Öpücük

286 24 0
                                    

Medya Defne'nin lansman için hazırlanmış hali*

"O MASALARI ORAYA KOYUN MU DEDİM BEN SİZE! RIHTIM TARAFINA DOĞRU KOYUN ŞUNU. HADİ AMA EMRE CATERİNG ŞİRKETİ HAZIR MASALARI BEKLİYORLAR. NEREDE BU MASALARIN ÖRTÜLERİ??"

"Defo sakin. İnsanların canına okuma istersen."

GERGİNİM! Deli gibi gerginim çünkü bugün lansmanın yapılacağı gün. Bugün o büyük gün. AMA ORTADA HİÇ BİR HALT YOK. HER ŞEY HER YERDE.

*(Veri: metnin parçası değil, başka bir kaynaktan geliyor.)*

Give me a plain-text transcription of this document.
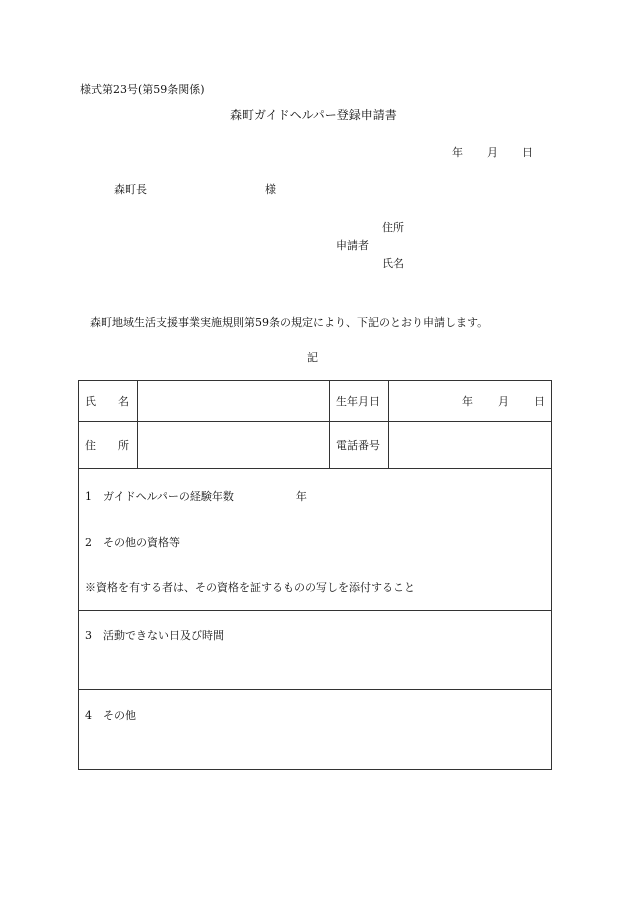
様式第23号(第59条関係)
森町ガイドヘルパー登録申請書
年 月 日
森町長	様
住所
申請者
氏名
森町地域生活支援事業実施規則第59条の規定により、下記のとおり申請します。
記
氏 名		生年月日	年 月 日
住 所		電話番号	

1　ガイドヘルパーの経験年数 年
2　その他の資格等
※資格を有する者は、その資格を証するものの写しを添付すること			

3　活動できない日及び時間			

4　その他			
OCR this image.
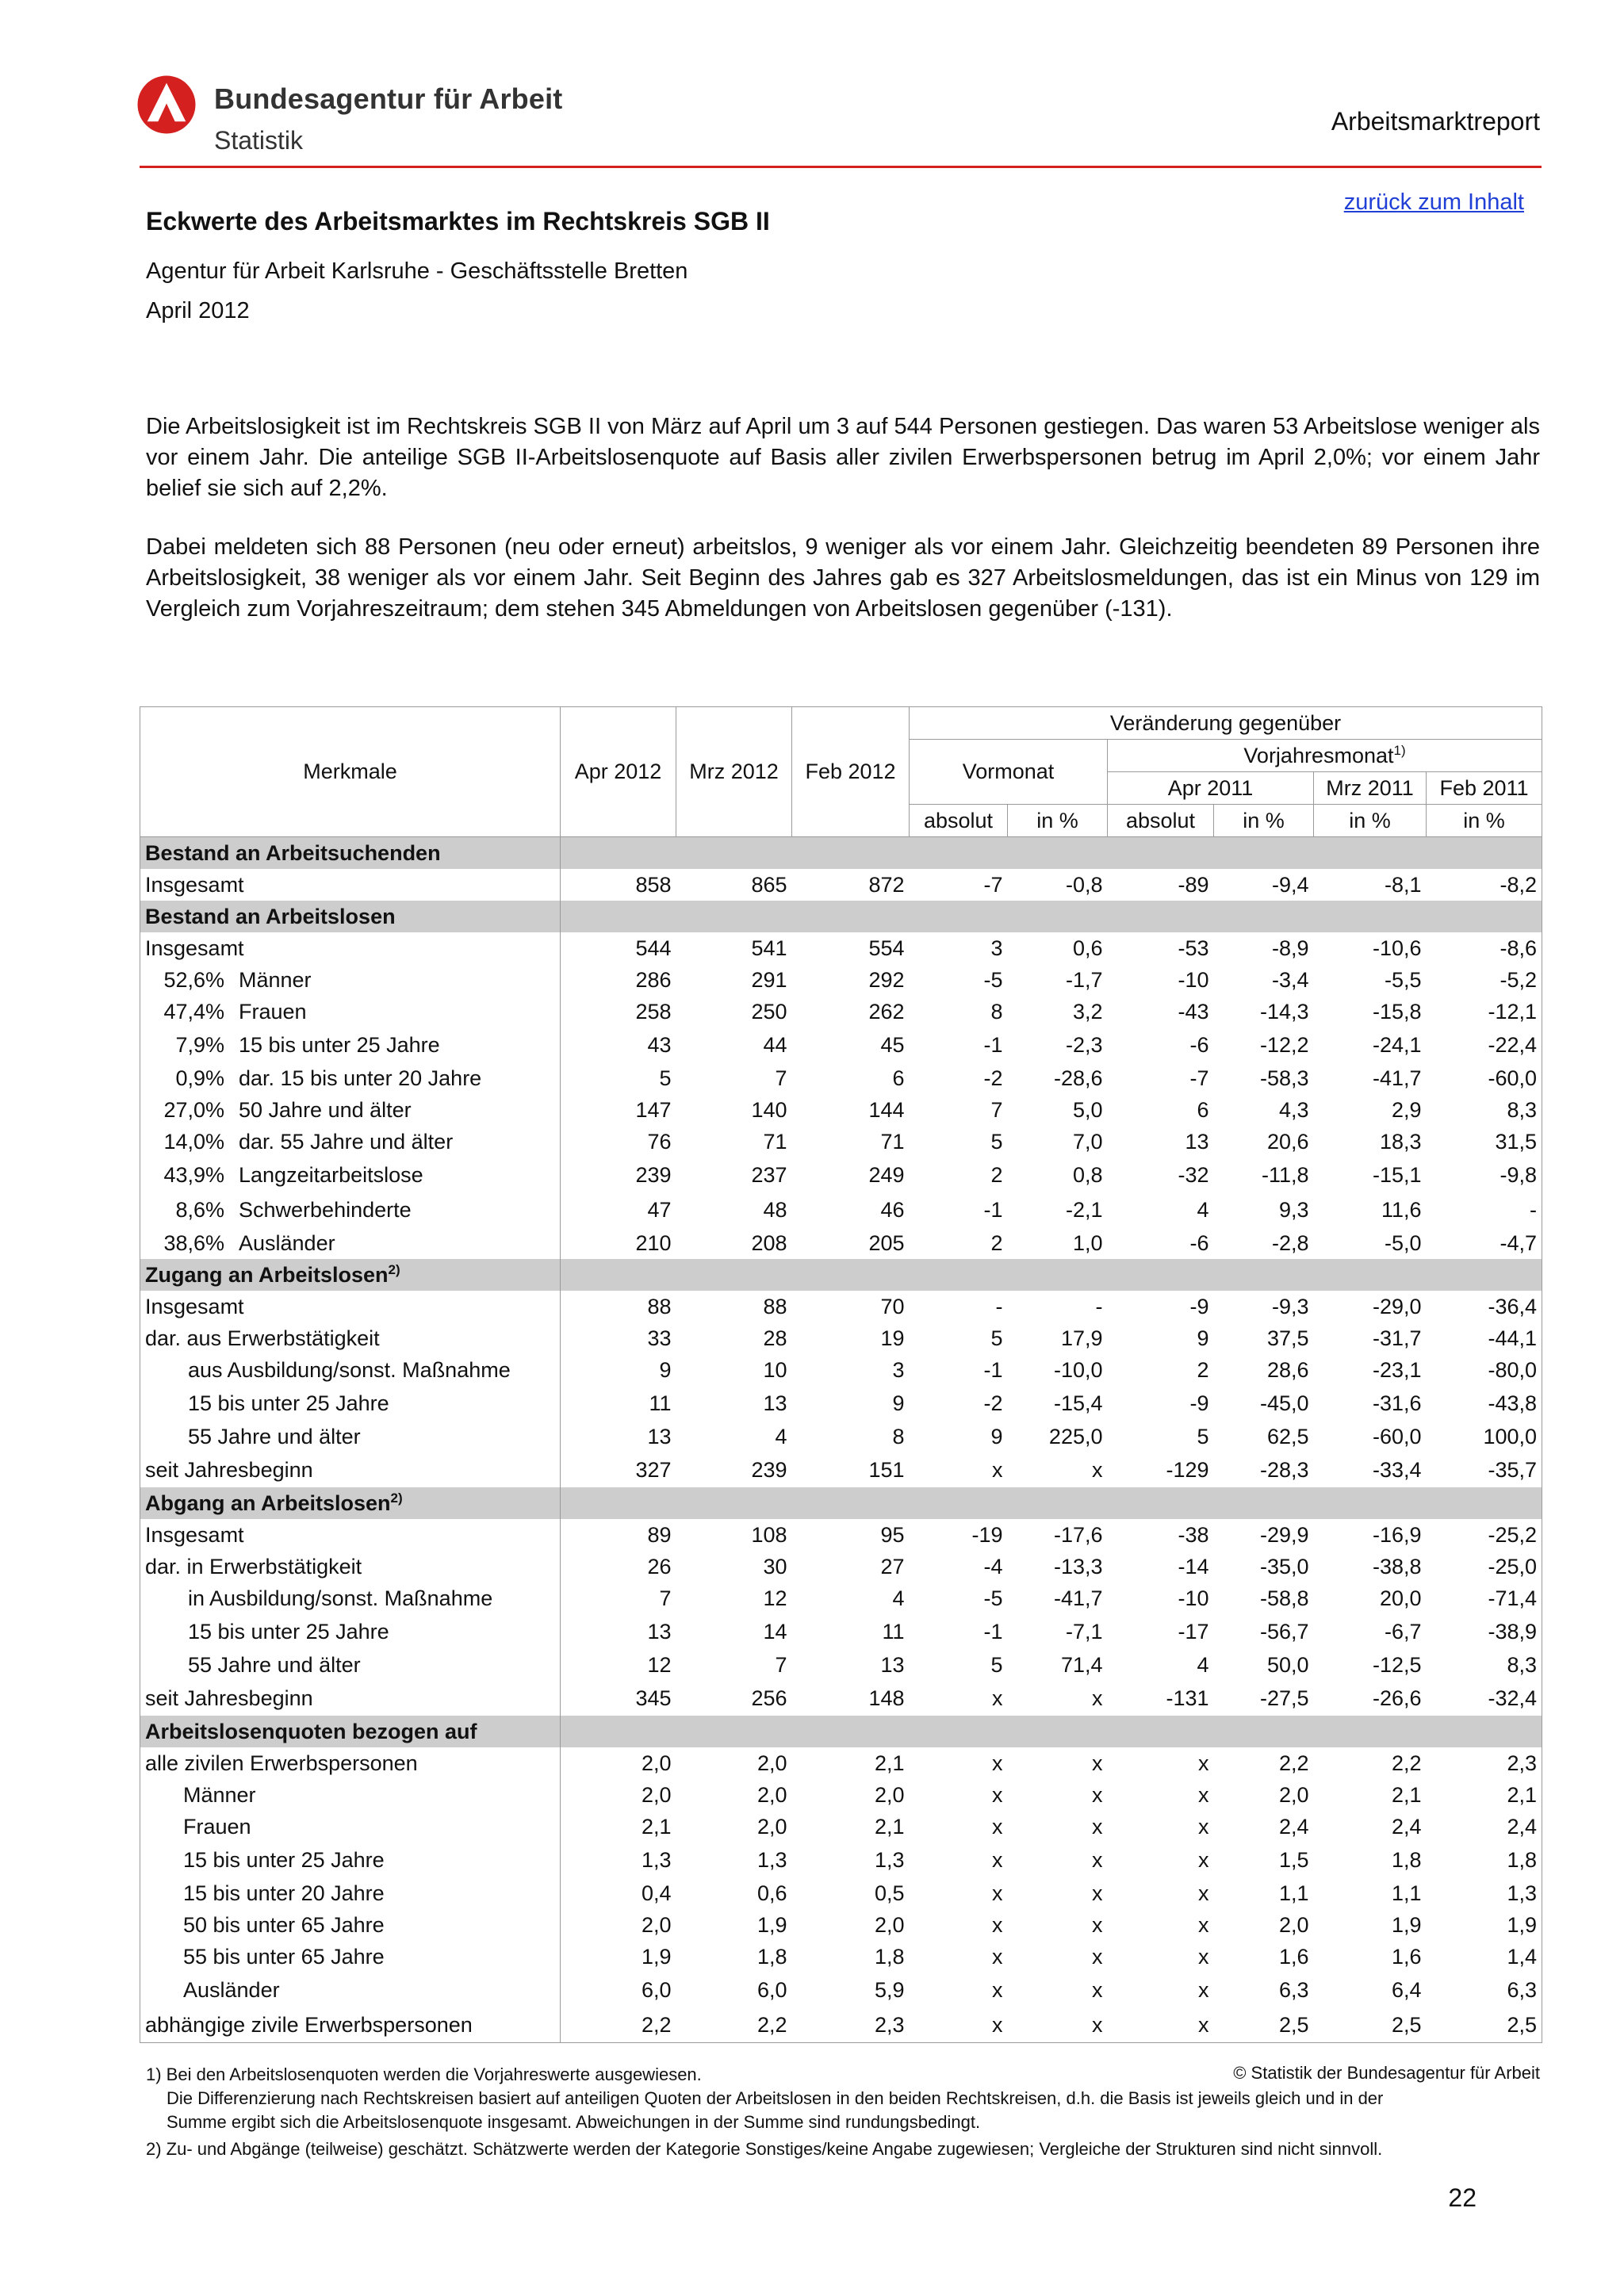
Bundesagentur für Arbeit
Statistik
Arbeitsmarktreport
zurück zum Inhalt
Eckwerte des Arbeitsmarktes im Rechtskreis SGB II
Agentur für Arbeit Karlsruhe - Geschäftsstelle Bretten
April 2012

Die Arbeitslosigkeit ist im Rechtskreis SGB II von März auf April um 3 auf 544 Personen gestiegen. Das waren 53 Arbeitslose weniger als vor einem Jahr. Die anteilige SGB II-Arbeitslosenquote auf Basis aller zivilen Erwerbspersonen betrug im April 2,0%; vor einem Jahr belief sie sich auf 2,2%.

Dabei meldeten sich 88 Personen (neu oder erneut) arbeitslos, 9 weniger als vor einem Jahr. Gleichzeitig beendeten 89 Personen ihre Arbeitslosigkeit, 38 weniger als vor einem Jahr. Seit Beginn des Jahres gab es 327 Arbeitslosmeldungen, das ist ein Minus von 129 im Vergleich zum Vorjahreszeitraum; dem stehen 345 Abmeldungen von Arbeitslosen gegenüber (-131).

Merkmale	Apr 2012	Mrz 2012	Feb 2012	Veränderung gegenüber					
				Vormonat		Vorjahresmonat$^{1)}$
						Apr 2011		Mrz 2011	Feb 2011
				absolut	in %	absolut	in %	in %	in %
Bestand an Arbeitsuchenden									

Insgesamt	858	865	872	-7	-0,8	-89	-9,4	-8,1	-8,2
Bestand an Arbeitslosen									

Insgesamt	544	541	554	3	0,6	-53	-8,9	-10,6	-8,6

52,6% Männer	286	291	292	-5	-1,7	-10	-3,4	-5,5	-5,2

47,4% Frauen	258	250	262	8	3,2	-43	-14,3	-15,8	-12,1

7,9% 15 bis unter 25 Jahre	43	44	45	-1	-2,3	-6	-12,2	-24,1	-22,4

0,9% dar. 15 bis unter 20 Jahre	5	7	6	-2	-28,6	-7	-58,3	-41,7	-60,0

27,0% 50 Jahre und älter	147	140	144	7	5,0	6	4,3	2,9	8,3

14,0% dar. 55 Jahre und älter	76	71	71	5	7,0	13	20,6	18,3	31,5

43,9% Langzeitarbeitslose	239	237	249	2	0,8	-32	-11,8	-15,1	-9,8

8,6% Schwerbehinderte	47	48	46	-1	-2,1	4	9,3	11,6	-

38,6% Ausländer	210	208	205	2	1,0	-6	-2,8	-5,0	-4,7
Zugang an Arbeitslosen$^{2)}$	

Insgesamt	88	88	70	-	-	-9	-9,3	-29,0	-36,4

dar. aus Erwerbstätigkeit	33	28	19	5	17,9	9	37,5	-31,7	-44,1

aus Ausbildung/sonst. Maßnahme	9	10	3	-1	-10,0	2	28,6	-23,1	-80,0

15 bis unter 25 Jahre	11	13	9	-2	-15,4	-9	-45,0	-31,6	-43,8

55 Jahre und älter	13	4	8	9	225,0	5	62,5	-60,0	100,0

seit Jahresbeginn	327	239	151	x	x	-129	-28,3	-33,4	-35,7
Abgang an Arbeitslosen$^{2)}$	

Insgesamt	89	108	95	-19	-17,6	-38	-29,9	-16,9	-25,2

dar. in Erwerbstätigkeit	26	30	27	-4	-13,3	-14	-35,0	-38,8	-25,0

in Ausbildung/sonst. Maßnahme	7	12	4	-5	-41,7	-10	-58,8	20,0	-71,4

15 bis unter 25 Jahre	13	14	11	-1	-7,1	-17	-56,7	-6,7	-38,9

55 Jahre und älter	12	7	13	5	71,4	4	50,0	-12,5	8,3

seit Jahresbeginn	345	256	148	x	x	-131	-27,5	-26,6	-32,4
Arbeitslosenquoten bezogen auf									

alle zivilen Erwerbspersonen	2,0	2,0	2,1	x	x	x	2,2	2,2	2,3

Männer	2,0	2,0	2,0	x	x	x	2,0	2,1	2,1

Frauen	2,1	2,0	2,1	x	x	x	2,4	2,4	2,4

15 bis unter 25 Jahre	1,3	1,3	1,3	x	x	x	1,5	1,8	1,8

15 bis unter 20 Jahre	0,4	0,6	0,5	x	x	x	1,1	1,1	1,3

50 bis unter 65 Jahre	2,0	1,9	2,0	x	x	x	2,0	1,9	1,9

55 bis unter 65 Jahre	1,9	1,8	1,8	x	x	x	1,6	1,6	1,4

Ausländer	6,0	6,0	5,9	x	x	x	6,3	6,4	6,3

abhängige zivile Erwerbspersonen	2,2	2,2	2,3	x	x	x	2,5	2,5	2,5
1) Bei den Arbeitslosenquoten werden die Vorjahreswerte ausgewiesen.	© Statistik der Bundesagentur für Arbeit
Die Differenzierung nach Rechtskreisen basiert auf anteiligen Quoten der Arbeitslosen in den beiden Rechtskreisen, d.h. die Basis ist jeweils gleich und in der
Summe ergibt sich die Arbeitslosenquote insgesamt. Abweichungen in der Summe sind rundungsbedingt.
2) Zu- und Abgänge (teilweise) geschätzt. Schätzwerte werden der Kategorie Sonstiges/keine Angabe zugewiesen; Vergleiche der Strukturen sind nicht sinnvoll.
22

"Beni sakinleştirmeye çalışacağınıza duruma el atsanız?" Derin bir nefes verip aramayı cevapladım.

"Efendim Elif."

"Defne Hanım rahatsız ettim üzgünüm ama.. Sortie'den Yekta Bey aradı. Özel numaranıza ulaşamamış da istediğiniz şeyin hazır olduğunu ve istediğiniz adrese gönderildiğini haber vermemi istedi."

O günün ardından iki haftaya yakın zaman geçmişti. Sena, kayıtlar elimize ulaşıncaya kadar tüm çalışmaları durdurmuştu. Bu yüzden bu haberi büyük bir merakla bekliyorduk.

Bugün abimin kaderi iki Ulusoy tarafından belirlenecekti yani.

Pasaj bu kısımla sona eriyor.